Bir de “paranormal” tanımı var. Bu da “normal olmayan ama normale benzeyen şey” demektir. İnsanların yaşadıkları veya tecrübe ettiklerini söyledikleri olağanüstü hallere bu isim verilir. Duyularla elde edilmeyen ama duyumlanan şeyler, gerçekliği belki isbat edilemeyecek ama insana gerçeklik gibi gelen şeyler böyledir. Zamanında normal olan şeylere şimdilerde paranormal dendiği de oluyor. Mesela Avrupa’da cinlerin varlığı bilinirdi. Fakat bugün cinlerin karıştığı “olağandışı” işlere “paranormal” veya “parapsişik” şeyler deyip geçiyorlar. Çünkü varlığı tanımlı olmayan her şey gerçekte yok demek değildir. Bu yüzden o varlığı başka şeylere benzetirler.
Asıl gözden kaçan
Hayatta asıl olağanüstü olan; dünyanın, yerin, göğün, her şeyin gözümüze bu kadar olağan görünmesidir. Her insan, her nesne, her iş aslında olağanüstüdür. Bunu fark eden kişi tevhid makamına ermiş demektir.
Çünkü bize küçük veya büyük görünse bile Rabbimiz’in yarattığı her şey ve her iş aklımızın alamayacağı kadar olağanüstüdür. Fakat Rabbimiz kendi âdeti içinde sürekli ve türdeş yarattığı için bize her şey olağan gelir. Oksijenin varlığı gibi kanıksarız. Çünkü akıl sürekli irtibat kurmaya ve “olağan” görmeye yarar.
Bunu anlatan çok güzel bir olay var. Bir gün dervişler, şeyhlerinden bir keramet göstermesini istemişler. O da ayağa kalkmış, odada dolaşıp yerine geri oturmuş. Dervişler şaşırarak, “Efendim, biz olağanüstü bir şey bekliyorduk, siz sadece yürüyüp geldiniz.” deyince o yüce zât onların haline bakıp, “Siz yürümenin nasıl bir keramet olduğunu yürüyemeyenlere sorunuz.” buyurmuş.
Peki, hayatta olağanın dışında yaşanan hiç olağanüstülük yok mu? Elbette var. Mucize ve keramet de var. Zaten mucize “göreni âciz bırakan şey”dir. Allah Tealâ’nın peygamberlerine bahşettiği olağanüstü olaylardır. Keramet ise Rabbimizin özellikle velîlerine kereminden verdiği, ikram ettiği olağanüstülük demektir. Mucize ve keramet de istisnaîdir. İnanmakta, teslim olmakta, Cenab-ı Hakk’ın kudretini anlamakta zorluk çekenlere veya darda kalan seçkin kullara Allah Tealâ tarafından bahşedilen işlerdir.
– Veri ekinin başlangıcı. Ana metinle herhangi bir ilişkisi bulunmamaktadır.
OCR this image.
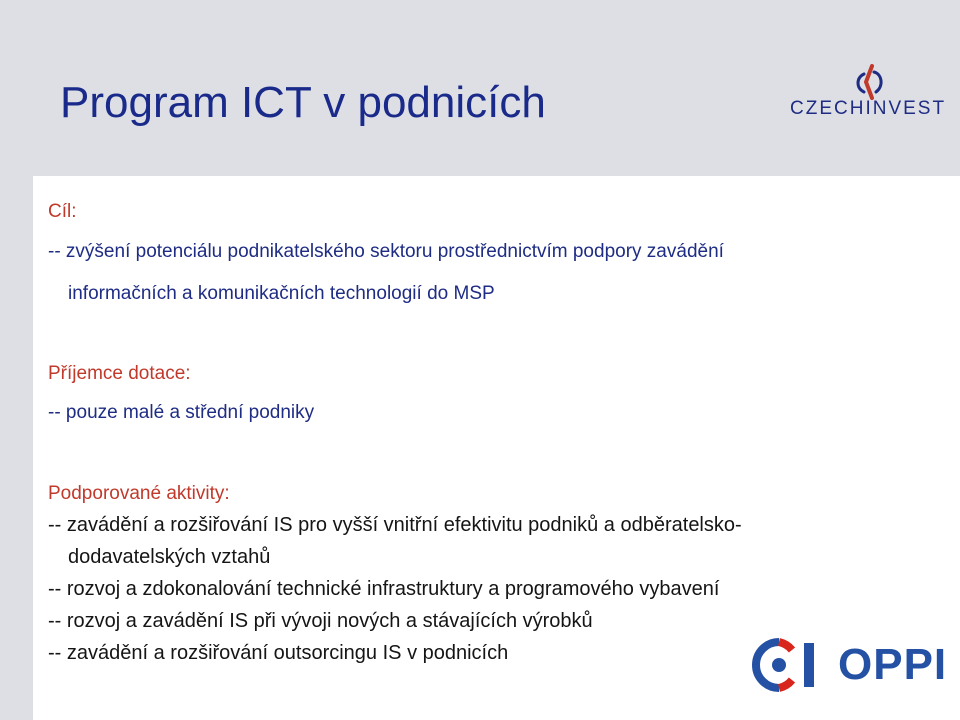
Program ICT v podnicích	CZECHINVEST
Cíl:
-- zvýšení potenciálu podnikatelského sektoru prostřednictvím podpory zavádění
informačních a komunikačních technologií do MSP
Příjemce dotace:
-- pouze malé a střední podniky
Podporované aktivity:
-- zavádění a rozšiřování IS pro vyšší vnitřní efektivitu podniků a odběratelsko-
dodavatelských vztahů
-- rozvoj a zdokonalování technické infrastruktury a programového vybavení
-- rozvoj a zavádění IS při vývoji nových a stávajících výrobků
-- zavádění a rozšiřování outsorcingu IS v podnicích	OPPI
Fakat kâfirlerden ve fâsıklardan da bazen “olağandışı” şeyler zuhur edebilir. Buna “istidraç” denir. Hidayete nâil olmuşlar için yolcunun yolu önemlidir. İstikameti, menzili önemlidir. Kişi ona göre değer kazanır. O yüzden gerçek Hak dostları keramet ile değil, istikamet ile meşgul olurlar. Kerametleri elbette olur ama asıl değerleri ahlâklarından ve kulluklarından gelir.
Bu hususta yaşanmış bir olay vardır. Ağzına ateş sokarak keramet gösterdiğini sanan biri, yakınına yeni yerleşen bir kâmil mürşide haber gönderip, “O da şeyh ise benim yaptığımın aynısını yapsın da görelim!” demiş. O mübarek velî ise bu sahte şeyhe şöyle cevap vermiş: “Ben ateşten korkarım.”
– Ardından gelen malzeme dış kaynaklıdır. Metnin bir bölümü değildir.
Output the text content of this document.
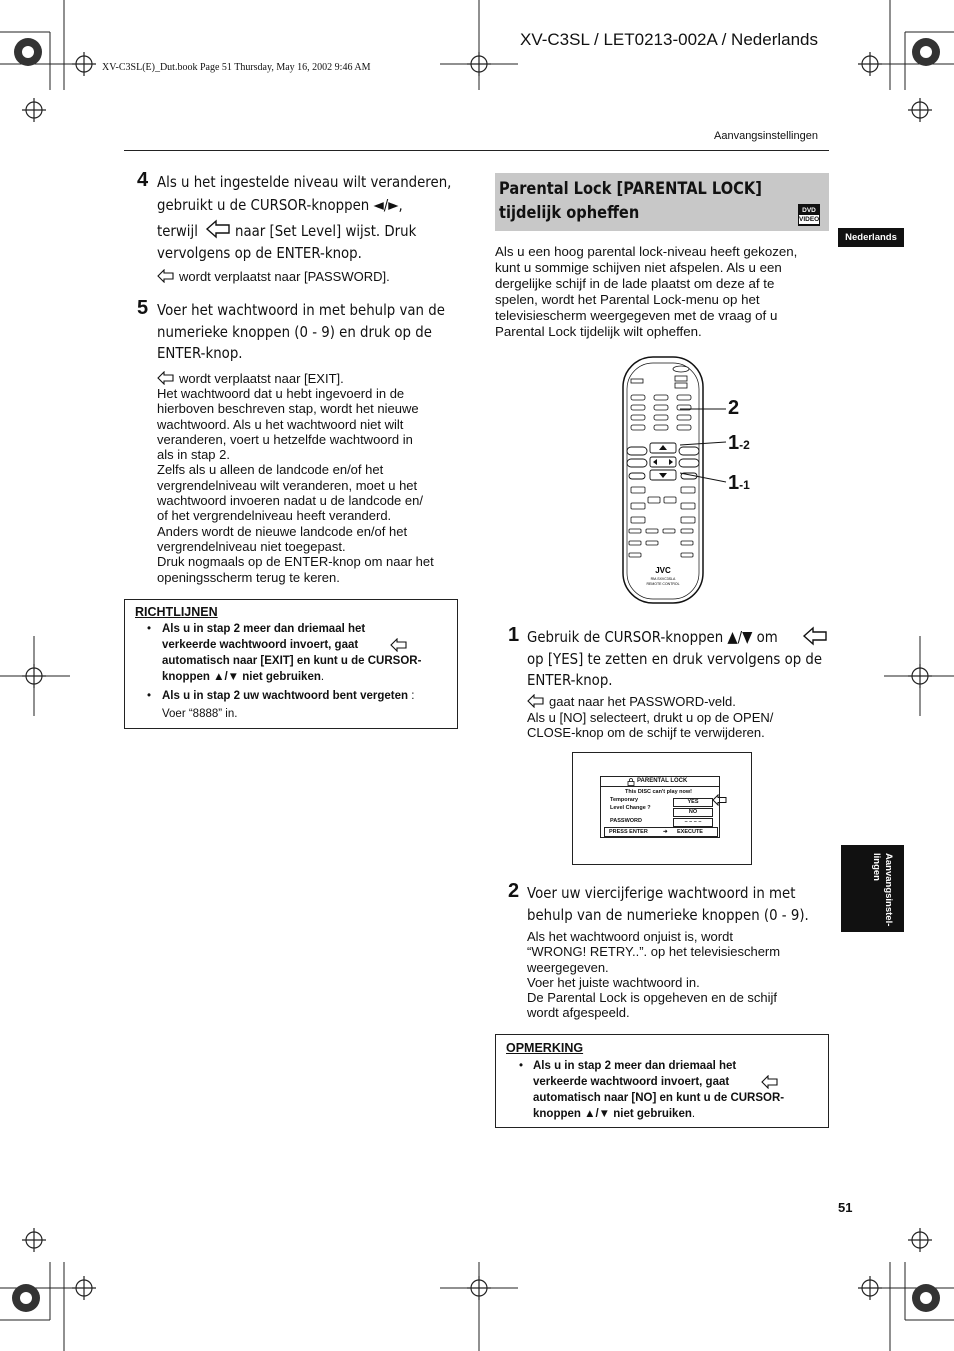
XV-C3SL / LET0213-002A / Nederlands
XV-C3SL(E)_Dut.book Page 51 Thursday, May 16, 2002 9:46 AM
Aanvangsinstellingen
4 Als u het ingestelde niveau wilt veranderen,
gebruikt u de CURSOR-knoppen ◄/►,
terwijl naar [Set Level] wijst. Druk
vervolgens op de ENTER-knop.
wordt verplaatst naar [PASSWORD].
5 Voer het wachtwoord in met behulp van de
numerieke knoppen (0 - 9) en druk op de
ENTER-knop.
wordt verplaatst naar [EXIT].
Het wachtwoord dat u hebt ingevoerd in de
hierboven beschreven stap, wordt het nieuwe
wachtwoord. Als u het wachtwoord niet wilt
veranderen, voert u hetzelfde wachtwoord in
als in stap 2.
Zelfs als u alleen de landcode en/of het
vergrendelniveau wilt veranderen, moet u het
wachtwoord invoeren nadat u de landcode en/
of het vergrendelniveau heeft veranderd.
Anders wordt de nieuwe landcode en/of het
vergrendelniveau niet toegepast.
Druk nogmaals op de ENTER-knop om naar het
openingsscherm terug te keren.
RICHTLIJNEN
• Als u in stap 2 meer dan driemaal het
verkeerde wachtwoord invoert, gaat
automatisch naar [EXIT] en kunt u de CURSOR-
knoppen ▲/▼ niet gebruiken.
• Als u in stap 2 uw wachtwoord bent vergeten :
Voer “8888” in.
Parental Lock [PARENTAL LOCK]
tijdelijk opheffen	DVD
VIDEO
Als u een hoog parental lock-niveau heeft gekozen,
kunt u sommige schijven niet afspelen. Als u een
dergelijke schijf in de lade plaatst om deze af te
spelen, wordt het Parental Lock-menu op het
televisiescherm weergegeven met de vraag of u
Parental Lock tijdelijk wilt opheffen.
JVC
RM-SXVC3SLA
REMOTE CONTROL
2
1-2
1-1
1 Gebruik de CURSOR-knoppen ▲/▼ om
op [YES] te zetten en druk vervolgens op de
ENTER-knop.
gaat naar het PASSWORD-veld.
Als u [NO] selecteert, drukt u op de OPEN/
CLOSE-knop om de schijf te verwijderen.
PARENTAL LOCK
This DISC can't play now!
Temporary
Level Change ?
YES
NO
PASSWORD	– – – –
PRESS ENTER	➜ EXECUTE
2 Voer uw viercijferige wachtwoord in met
behulp van de numerieke knoppen (0 - 9).
Als het wachtwoord onjuist is, wordt
“WRONG! RETRY..”. op het televisiescherm
weergegeven.
Voer het juiste wachtwoord in.
De Parental Lock is opgeheven en de schijf
wordt afgespeeld.
OPMERKING
• Als u in stap 2 meer dan driemaal het
verkeerde wachtwoord invoert, gaat
automatisch naar [NO] en kunt u de CURSOR-
knoppen ▲/▼ niet gebruiken.
Nederlands
Aanvangsinstel- lingen
51
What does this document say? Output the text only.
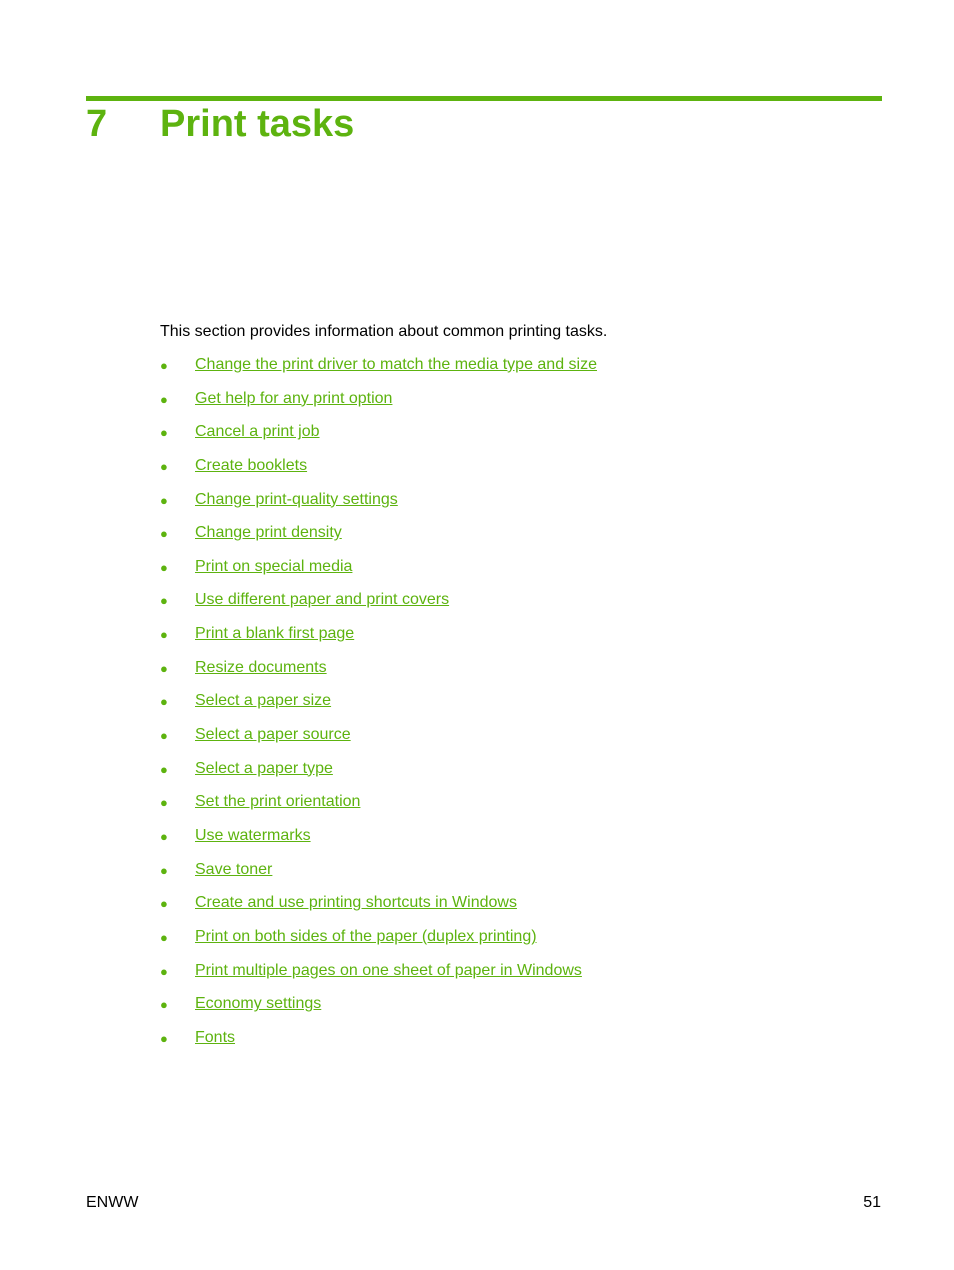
7 Print tasks

This section provides information about common printing tasks.

●	Change the print driver to match the media type and size
●	Get help for any print option
●	Cancel a print job
●	Create booklets
●	Change print-quality settings
●	Change print density
●	Print on special media
●	Use different paper and print covers
●	Print a blank first page
●	Resize documents
●	Select a paper size
●	Select a paper source
●	Select a paper type
●	Set the print orientation
●	Use watermarks
●	Save toner
●	Create and use printing shortcuts in Windows
●	Print on both sides of the paper (duplex printing)
●	Print multiple pages on one sheet of paper in Windows
●	Economy settings
●	Fonts
ENWW	51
Bu bir tek sözüyle esasında ne kadar büyük hikmetler söylemiş. Birincisi, kerametin istikamet için bir ölçü olmadığını anlatmış. Yani insanlara olağanüstü işler göstererek kişinin manevi mertebesini sergilediğini düşünmesinin ne denli yanlış olduğunu söylemiş. İkincisi, ateşin tabiatı yakmaktır. Kişi Allah Tealâ’nın yarattığı bu tabiata hürmet etmelidir, bunu anlatmış. Üçüncüsü de o sahte şeyhe gidişatının onu cehennem ateşine sürükleyeceğini, kendisinin ise cehennem ateşinden korktuğunu hatırlatmış.
Evet; dünyada sırlar, şifreler, kodlar olabilir. Ama en büyük sır, bize olağan görünen her şeyin aslında ne kadar olağanüstü olduğudur. Bu sırrı yaratan Yüce Mevlâ’yı tanımayan kimse hangi sırrı anlayacak?